The purpose of the Centred on Learning Innovation Fund is to stimulate the development, implementation, and assessment of innovative teaching and learning. Click on 'Abstract' to read more about this year’s proposals:
Toward the creations of a program advisory board
Jess Dixon, Terry Eddy, & Patricia Millar, Faculty of Human Kinetics
Abstract
A critical function for sport management programs, as an applied discipline, is to bridge the gap between theory and practice. One way of doing so, which many sport management programs have turned to, is to create a program-level advisory board. Academic advisory boards, typically consisting of industry professionals, program alumni, and academics, offer numerous potential benefits to program stakeholders. These benefits include enhanced networking and job/internship opportunities, student mentoring, program advocacy, guidance on strategic direction, and fundraising. Sport management has a long and prosperous history at the University of Windsor, dating back to 1984, but the program has never had an advisory board. Given the recent modernization of our program structure, as well as disruption in the sport industry from a variety of micro- and macro-factors (e.g., digital media, social responsibility, the COVID-19 pandemic), we believe this is an opportune moment to establish an advisory board to secure the program’s future. The creation of the board would also align with several pillars of the University’s current strategic plan. As such, we are seeking support to implement a five-phase project to study best practices in academic advisory boards, identify suitable candidates, and ultimately create our own board. If supported, the project will allow three student assistants to benefit from substantial networking opportunities with professionals and alumni, as well as learn invaluable qualitative research, data management, communication, and event management skills. Findings will be shared with both the UWindsor campus and our parent discipline through presentations and potentially one journal publication.
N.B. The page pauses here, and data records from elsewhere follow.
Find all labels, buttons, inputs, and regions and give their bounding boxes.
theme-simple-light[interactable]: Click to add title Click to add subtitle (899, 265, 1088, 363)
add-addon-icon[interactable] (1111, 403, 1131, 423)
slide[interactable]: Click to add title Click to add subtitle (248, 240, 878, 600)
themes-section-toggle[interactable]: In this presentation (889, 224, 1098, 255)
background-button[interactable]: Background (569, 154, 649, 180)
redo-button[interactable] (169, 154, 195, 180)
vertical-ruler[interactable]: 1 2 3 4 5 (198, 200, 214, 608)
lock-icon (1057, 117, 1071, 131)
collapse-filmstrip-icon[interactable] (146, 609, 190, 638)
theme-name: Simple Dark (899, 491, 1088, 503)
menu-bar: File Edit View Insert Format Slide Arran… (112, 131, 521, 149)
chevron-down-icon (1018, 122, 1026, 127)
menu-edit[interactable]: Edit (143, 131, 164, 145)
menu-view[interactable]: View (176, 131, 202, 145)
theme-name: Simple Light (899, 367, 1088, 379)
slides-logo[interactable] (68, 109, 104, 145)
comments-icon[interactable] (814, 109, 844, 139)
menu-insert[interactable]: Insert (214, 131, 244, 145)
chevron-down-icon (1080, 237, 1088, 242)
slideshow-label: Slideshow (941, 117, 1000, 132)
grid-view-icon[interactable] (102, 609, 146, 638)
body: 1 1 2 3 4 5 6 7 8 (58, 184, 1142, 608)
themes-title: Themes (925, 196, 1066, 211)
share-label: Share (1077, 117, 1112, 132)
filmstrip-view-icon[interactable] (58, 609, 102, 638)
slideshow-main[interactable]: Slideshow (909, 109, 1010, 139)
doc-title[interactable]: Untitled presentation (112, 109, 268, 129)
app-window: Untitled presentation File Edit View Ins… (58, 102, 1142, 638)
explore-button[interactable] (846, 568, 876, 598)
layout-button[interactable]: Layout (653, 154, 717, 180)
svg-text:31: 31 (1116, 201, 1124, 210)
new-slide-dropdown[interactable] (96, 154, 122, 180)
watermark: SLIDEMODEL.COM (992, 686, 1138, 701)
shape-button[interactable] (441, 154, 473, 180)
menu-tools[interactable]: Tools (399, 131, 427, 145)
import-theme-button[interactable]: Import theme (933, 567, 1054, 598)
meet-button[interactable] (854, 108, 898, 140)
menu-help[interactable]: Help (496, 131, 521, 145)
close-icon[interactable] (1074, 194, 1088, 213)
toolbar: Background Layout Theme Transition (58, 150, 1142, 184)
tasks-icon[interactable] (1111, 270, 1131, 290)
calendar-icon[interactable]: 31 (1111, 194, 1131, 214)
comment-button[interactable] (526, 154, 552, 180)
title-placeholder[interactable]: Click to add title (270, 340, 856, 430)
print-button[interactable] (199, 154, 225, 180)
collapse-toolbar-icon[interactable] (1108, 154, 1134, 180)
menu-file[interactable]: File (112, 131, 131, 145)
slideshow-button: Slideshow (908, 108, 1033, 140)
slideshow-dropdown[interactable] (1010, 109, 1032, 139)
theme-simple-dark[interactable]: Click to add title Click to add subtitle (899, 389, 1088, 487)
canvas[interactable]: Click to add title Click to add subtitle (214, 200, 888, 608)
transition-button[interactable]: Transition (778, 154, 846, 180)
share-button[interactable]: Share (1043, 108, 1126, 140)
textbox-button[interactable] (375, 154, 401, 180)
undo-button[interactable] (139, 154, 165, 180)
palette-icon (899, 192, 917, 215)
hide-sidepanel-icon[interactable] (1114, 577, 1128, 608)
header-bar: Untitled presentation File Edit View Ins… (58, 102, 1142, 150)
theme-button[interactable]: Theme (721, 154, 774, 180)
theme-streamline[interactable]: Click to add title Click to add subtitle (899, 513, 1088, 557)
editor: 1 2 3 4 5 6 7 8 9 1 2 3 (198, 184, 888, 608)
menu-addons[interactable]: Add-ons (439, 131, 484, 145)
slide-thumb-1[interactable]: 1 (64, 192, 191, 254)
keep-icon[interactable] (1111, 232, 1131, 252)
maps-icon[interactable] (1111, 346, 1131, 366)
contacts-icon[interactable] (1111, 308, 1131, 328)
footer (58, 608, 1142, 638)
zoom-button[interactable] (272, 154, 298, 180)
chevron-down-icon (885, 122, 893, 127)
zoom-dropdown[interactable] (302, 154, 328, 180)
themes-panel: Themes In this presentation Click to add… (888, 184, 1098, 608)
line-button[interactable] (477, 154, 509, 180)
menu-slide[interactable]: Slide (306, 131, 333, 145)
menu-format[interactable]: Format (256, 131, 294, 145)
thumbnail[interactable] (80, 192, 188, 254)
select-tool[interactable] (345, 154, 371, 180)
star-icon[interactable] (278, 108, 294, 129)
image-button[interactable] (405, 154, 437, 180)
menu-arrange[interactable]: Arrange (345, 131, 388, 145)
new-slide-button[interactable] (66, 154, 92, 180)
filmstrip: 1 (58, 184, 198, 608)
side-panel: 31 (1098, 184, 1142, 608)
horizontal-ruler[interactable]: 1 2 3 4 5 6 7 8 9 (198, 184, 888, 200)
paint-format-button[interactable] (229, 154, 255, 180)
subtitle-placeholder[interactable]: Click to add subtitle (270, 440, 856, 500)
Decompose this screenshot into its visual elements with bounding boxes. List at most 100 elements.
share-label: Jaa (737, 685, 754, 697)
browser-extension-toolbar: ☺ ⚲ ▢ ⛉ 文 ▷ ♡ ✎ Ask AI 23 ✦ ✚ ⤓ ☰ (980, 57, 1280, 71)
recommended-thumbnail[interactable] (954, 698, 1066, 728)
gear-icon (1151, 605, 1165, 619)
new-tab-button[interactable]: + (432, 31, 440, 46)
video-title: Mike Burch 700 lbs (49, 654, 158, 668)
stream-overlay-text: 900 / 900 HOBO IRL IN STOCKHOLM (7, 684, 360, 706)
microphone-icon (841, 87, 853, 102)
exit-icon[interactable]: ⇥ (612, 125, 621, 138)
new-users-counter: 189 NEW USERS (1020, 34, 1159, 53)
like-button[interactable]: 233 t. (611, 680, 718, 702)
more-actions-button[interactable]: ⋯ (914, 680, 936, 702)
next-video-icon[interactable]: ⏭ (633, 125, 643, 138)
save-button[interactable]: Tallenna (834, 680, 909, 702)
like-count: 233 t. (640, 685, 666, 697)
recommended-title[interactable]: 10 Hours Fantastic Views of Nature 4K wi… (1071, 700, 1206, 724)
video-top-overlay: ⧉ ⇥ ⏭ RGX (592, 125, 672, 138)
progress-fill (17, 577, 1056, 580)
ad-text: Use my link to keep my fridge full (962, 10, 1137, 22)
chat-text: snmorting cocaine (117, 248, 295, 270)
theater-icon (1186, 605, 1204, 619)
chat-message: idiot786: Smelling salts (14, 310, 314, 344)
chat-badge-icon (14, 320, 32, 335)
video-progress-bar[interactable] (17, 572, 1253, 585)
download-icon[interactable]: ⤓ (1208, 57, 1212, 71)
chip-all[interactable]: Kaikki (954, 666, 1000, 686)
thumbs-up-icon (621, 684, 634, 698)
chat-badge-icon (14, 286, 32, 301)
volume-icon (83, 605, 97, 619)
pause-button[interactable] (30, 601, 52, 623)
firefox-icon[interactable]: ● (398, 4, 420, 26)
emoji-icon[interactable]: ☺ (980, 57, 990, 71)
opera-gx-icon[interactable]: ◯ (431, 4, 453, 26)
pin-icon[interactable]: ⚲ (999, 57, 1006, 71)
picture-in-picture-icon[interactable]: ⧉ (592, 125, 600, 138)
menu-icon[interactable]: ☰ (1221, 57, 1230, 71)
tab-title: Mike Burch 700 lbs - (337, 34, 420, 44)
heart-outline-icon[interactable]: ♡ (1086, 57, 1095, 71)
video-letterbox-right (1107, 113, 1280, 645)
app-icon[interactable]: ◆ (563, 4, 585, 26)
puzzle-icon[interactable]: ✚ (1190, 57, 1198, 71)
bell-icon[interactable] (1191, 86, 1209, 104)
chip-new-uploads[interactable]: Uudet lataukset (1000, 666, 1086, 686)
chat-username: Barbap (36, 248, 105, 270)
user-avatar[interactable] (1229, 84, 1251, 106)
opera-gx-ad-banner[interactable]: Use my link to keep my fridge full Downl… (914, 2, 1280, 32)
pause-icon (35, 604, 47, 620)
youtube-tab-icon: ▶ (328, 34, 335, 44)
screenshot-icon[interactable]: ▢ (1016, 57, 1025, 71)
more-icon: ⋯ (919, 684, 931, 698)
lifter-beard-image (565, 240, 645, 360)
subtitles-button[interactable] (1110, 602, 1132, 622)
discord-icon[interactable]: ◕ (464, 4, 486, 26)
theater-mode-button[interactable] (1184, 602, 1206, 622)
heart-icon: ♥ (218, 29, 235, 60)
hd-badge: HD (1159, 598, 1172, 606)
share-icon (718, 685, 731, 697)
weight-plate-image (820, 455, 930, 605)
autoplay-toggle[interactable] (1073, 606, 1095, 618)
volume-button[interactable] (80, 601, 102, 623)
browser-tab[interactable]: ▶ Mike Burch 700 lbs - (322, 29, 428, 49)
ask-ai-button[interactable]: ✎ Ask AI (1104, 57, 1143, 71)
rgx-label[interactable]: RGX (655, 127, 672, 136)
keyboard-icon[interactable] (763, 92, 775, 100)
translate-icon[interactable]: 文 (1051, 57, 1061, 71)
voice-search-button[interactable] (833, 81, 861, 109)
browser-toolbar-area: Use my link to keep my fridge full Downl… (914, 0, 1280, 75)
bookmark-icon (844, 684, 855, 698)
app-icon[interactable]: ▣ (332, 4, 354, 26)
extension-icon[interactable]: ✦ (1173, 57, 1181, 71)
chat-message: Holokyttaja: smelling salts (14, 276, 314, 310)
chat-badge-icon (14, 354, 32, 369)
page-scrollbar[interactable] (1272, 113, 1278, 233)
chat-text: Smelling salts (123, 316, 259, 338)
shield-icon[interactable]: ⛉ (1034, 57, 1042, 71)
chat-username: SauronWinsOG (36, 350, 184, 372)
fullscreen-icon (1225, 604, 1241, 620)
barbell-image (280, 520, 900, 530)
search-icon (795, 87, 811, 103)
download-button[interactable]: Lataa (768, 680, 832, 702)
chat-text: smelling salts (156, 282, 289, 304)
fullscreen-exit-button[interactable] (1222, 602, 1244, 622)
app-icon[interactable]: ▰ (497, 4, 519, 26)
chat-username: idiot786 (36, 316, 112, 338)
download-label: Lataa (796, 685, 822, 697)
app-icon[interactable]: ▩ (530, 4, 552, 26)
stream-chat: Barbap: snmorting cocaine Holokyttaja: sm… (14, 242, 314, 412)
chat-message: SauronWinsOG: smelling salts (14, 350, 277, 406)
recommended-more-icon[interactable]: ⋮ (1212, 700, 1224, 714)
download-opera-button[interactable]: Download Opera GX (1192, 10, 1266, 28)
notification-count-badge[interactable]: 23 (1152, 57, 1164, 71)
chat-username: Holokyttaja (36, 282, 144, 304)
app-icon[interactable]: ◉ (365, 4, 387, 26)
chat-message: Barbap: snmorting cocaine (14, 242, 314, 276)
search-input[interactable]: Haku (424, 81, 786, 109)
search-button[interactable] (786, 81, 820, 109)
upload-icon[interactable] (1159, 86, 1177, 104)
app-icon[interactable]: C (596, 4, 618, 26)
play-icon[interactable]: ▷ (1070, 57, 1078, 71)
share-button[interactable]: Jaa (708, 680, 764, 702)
Using an Equity Walk to Create Inclusive Learning Environments for Undergraduate Nursing Students: A Participatory Action Project
Rachel Elliot, Edward Cruz, Debra Sheppard-Lemoine, Sherry Morrell & Gina Pittman, Faculty of Nursing
Abstract
Nursing educators are called to purposefully address diversity, equity, decolonization, and inclusion in undergraduate nursing curriculum. Significant attention has been directed toward addressing health inequities at the population and systems levels, yet little progress has been made in identifying approaches in nursing education to enhance equitable environments for undergraduate students to reach their fullest potential. The purpose of this participatory action project is to understand undergraduate nursing student perceptions of equity in the learning environment through participation in a guided equity walk. An equity walk is a structured process that provides guidance on recognizing, designing, and implementing effective change strategies to establish more equity-minded and culturally safe environments. This methodology will be rooted in postcolonial theory with the end aim of creating sustainable, action-oriented outcomes. Nursing educators in collaboration with fourth year nursing students will critically examine institutional policies, practices, and structures through an intersectional lens. Following the equity walk, focus groups will be facilitated by members of the research team. Data analysis will take place concurrently with data collection with the aim of data immersion to inform subsequent focus groups. Within the Faculty of Nursing, a significant shift to a concept-based curriculum identifies the third year of our program as Nurse as Change Agent. This project aids overall program evaluation to improve teaching and learning and aligns with the ongoing initiatives of the University of Windsor and is innovative for nursing education with the potential to make meaningful organizational change to create and sustain an inclusive and culturally safe environment where all nursing students can succeed.
Building an E-Mentoring Program: Adapting Traditional Peer Mentorship Models for a New Higher Education Context
Tamsin Bacon, Leddy Library; Tina Pugliese & Meagan Auer, School of Dramatic Art
Abstract
At the University of Windsor, the Faculty of Arts, Humanities, and Social Sciences Mentorship Program (FAHSSMP) engages up to 1000 students across 8 disciplines every year. FAHSSMP aids in student recruitment and retention, helps students develop transferrable skills, and creates opportunities for relationship building that strengthen our campus community. Like many face-to-face programs, FAHSSMP saw dramatic changes in student experience and satisfaction during the pivot to online learning brought about by the COVID-19 pandemic. With hybrid models of learning here to stay, we propose to develop an e-mentoring program to better meet the needs of undergraduate students and the university. The proposed project will first develop a strong knowledge foundation from which to build an e-mentoring program by conducting a research study. This study will synthesize and evaluate extant literature on peer mentorship, focusing on e-mentoring pedagogies; produce an environmental scan of e-mentorship programs; and gather experiential knowledge from former students about their challenges, successes, and thoughts about effective e-mentoring. An e-mentoring program will then be developed before being piloted and evaluated in Fall 2023. Consideration of equity, diversity, and inclusion will be central to this project, as students have uneven access to information and communications technology like computers, mobile phones, and high-speed internet. In turn, the e-mentoring program must be nimble enough to respond to issues of accessibility as they arise across cohorts. The knowledge and resources generated from this pilot will not only benefit the Universityof Windsor, but also be freely accessible to other peer mentorship programs.